Writing for DanceView Times in 2005, Nancy Dalva called Shick "a dancer's dancer." Exactly. As a dancer, I don't think this is necessarily a good thing. I am going against all iconic worship of Vicky Shick here, but her choreography in "Plum House," for the most part, is in a language too specific to dance -- gestural but not pedestrian -- and has all the earmarks of current downtown dance trends: the eyes wandering the air and looking full of wonderment at nothing in particular; a sharp gesture that suddenly undulates and releases into another gesture; abundant silences filled with disconnected vignettes; and that aggravating audible, seemingly involuntary, breathing twitch -- Diane Madden demonstrates this in a short solo. The most memorable and engaging points in the piece come when the dancers join forces, whether occupying the same ten-foot space or moving in unison. They form a line at times, causing each of their vagaries to incarnate something louder and stronger. If they are to represent a family in a strange house, if they are to represent disconnection, we only see this when they stand together. Before this, their characters seem almost clandestine. I long to see them threadbare.

So, why PLUM House? I keep asking myself, What is so distinct about this house? What defines it as plum? I have yet to find an answer. I notice that when the performers visit the house, physical contact, rarely seen in the work at all, crops up between them. At one such point, Perrine Ploneis and Laurel Tentindo occupy the house and the other three women cluster behind it. Ploneis and Tentindo become a bit playful, seeming like two young sisters or friends amusing themselves without supervision. They mimic one another, exchange weight, parley with each other's negative space and then, in a comic moment, lunge and with arms fully extended make their hands look like claws preparing to attack. Juliette Mapp's character develops slight shape when she takes control of the group, snapping her fingers, clapping her hands and pointing them in one direction or another. But for the most part, "Plum House" is too cerebral and calculated, each movement a letter of a word of a sentence spoken over and over yet never translated.
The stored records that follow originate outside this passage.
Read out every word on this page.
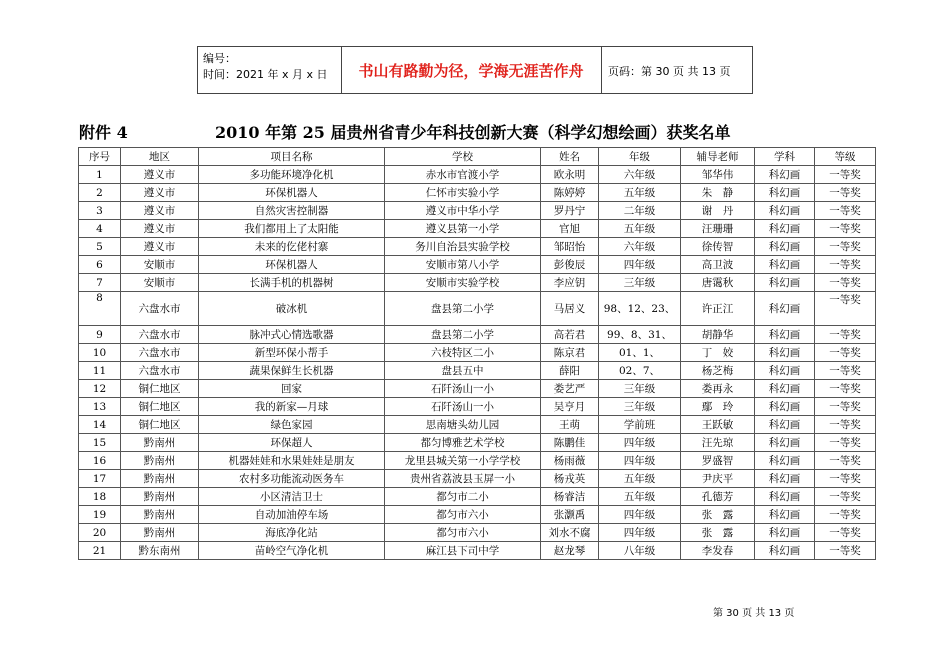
编号：
时间：2021 年 x 月 x 日	书山有路勤为径，学海无涯苦作舟	页码：第 30 页 共 13 页
附件 4	2010 年第 25 届贵州省青少年科技创新大赛（科学幻想绘画）获奖名单
序号	地区	项目名称	学校	姓名	年级	辅导老师	学科	等级
1	遵义市	多功能环境净化机	赤水市官渡小学	欧永明	六年级	邹华伟	科幻画	一等奖
2	遵义市	环保机器人	仁怀市实验小学	陈婷婷	五年级	朱　静	科幻画	一等奖
3	遵义市	自然灾害控制器	遵义市中华小学	罗丹宁	二年级	谢　丹	科幻画	一等奖
4	遵义市	我们都用上了太阳能	遵义县第一小学	官旭	五年级	汪珊珊	科幻画	一等奖
5	遵义市	未来的仡佬村寨	务川自治县实验学校	邹昭怡	六年级	徐传智	科幻画	一等奖
6	安顺市	环保机器人	安顺市第八小学	彭俊辰	四年级	高卫波	科幻画	一等奖
7	安顺市	长满手机的机器树	安顺市实验学校	李应钥	三年级	唐霭秋	科幻画	一等奖
8	六盘水市	破冰机	盘县第二小学	马居义	98、12、23、	许正江	科幻画	一等奖
9	六盘水市	脉冲式心情选歌器	盘县第二小学	高若君	99、8、31、	胡静华	科幻画	一等奖
10	六盘水市	新型环保小帮手	六枝特区二小	陈京君	01、1、	丁　姣	科幻画	一等奖
11	六盘水市	蔬果保鲜生长机器	盘县五中	薛阳	02、7、	杨芝梅	科幻画	一等奖
12	铜仁地区	回家	石阡汤山一小	娄艺严	三年级	娄再永	科幻画	一等奖
13	铜仁地区	我的新家—月球	石阡汤山一小	吴亨月	三年级	鄢　玲	科幻画	一等奖
14	铜仁地区	绿色家园	思南塘头幼儿园	王萌	学前班	王跃敏	科幻画	一等奖
15	黔南州	环保超人	都匀博雅艺术学校	陈鹏佳	四年级	汪先琼	科幻画	一等奖
16	黔南州	机器娃娃和水果娃娃是朋友	龙里县城关第一小学学校	杨雨薇	四年级	罗盛智	科幻画	一等奖
17	黔南州	农村多功能流动医务车	贵州省荔波县玉屏一小	杨戎英	五年级	尹庆平	科幻画	一等奖
18	黔南州	小区清洁卫士	都匀市二小	杨睿洁	五年级	孔德芳	科幻画	一等奖
19	黔南州	自动加油停车场	都匀市六小	张灏禹	四年级	张　露	科幻画	一等奖
20	黔南州	海底净化站	都匀市六小	刘水不腐	四年级	张　露	科幻画	一等奖
21	黔东南州	苗岭空气净化机	麻江县下司中学	赵龙琴	八年级	李发春	科幻画	一等奖
第 30 页 共 13 页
Shick makes a cameo at one point -- in bells no less -- perhaps as a matriarchal ghost. But even her own display of her movement sheds no light. The atmospheric elements allocate our minds more than the dance. The music hops about from Spanish guitar to a Judy Garland-esque voice, stopping off at ticking clocks, crickets, Chopin and "La Vie en Rose" along the way. The desolate, separate, yet perhaps safe wooden house created by Barbara Kilpatrick haunts the periphery at all times. Aside from the obvious indication of domesticity and family, though, I am left with a disconnect from the disconnect. I do not care much about the characters, the dancers, or the plight of the piece since such importance is far suppressed by the work's gestural privacy.

The conclusion of "Plum House" parallels its beginning. The flamenco music cues the women to march stage right again, repeating their quirky entrances. As the house bulb dims over Mapp and Shick dancing arm in arm beneath it, Tentindo disappears alone upstage right, Ploneis and Swan gather together downstage right and Madden spins center stage. Just then I see something curious and almost unbelievable: Madden smiles, the first I witness all evening, as her face becomes shadow.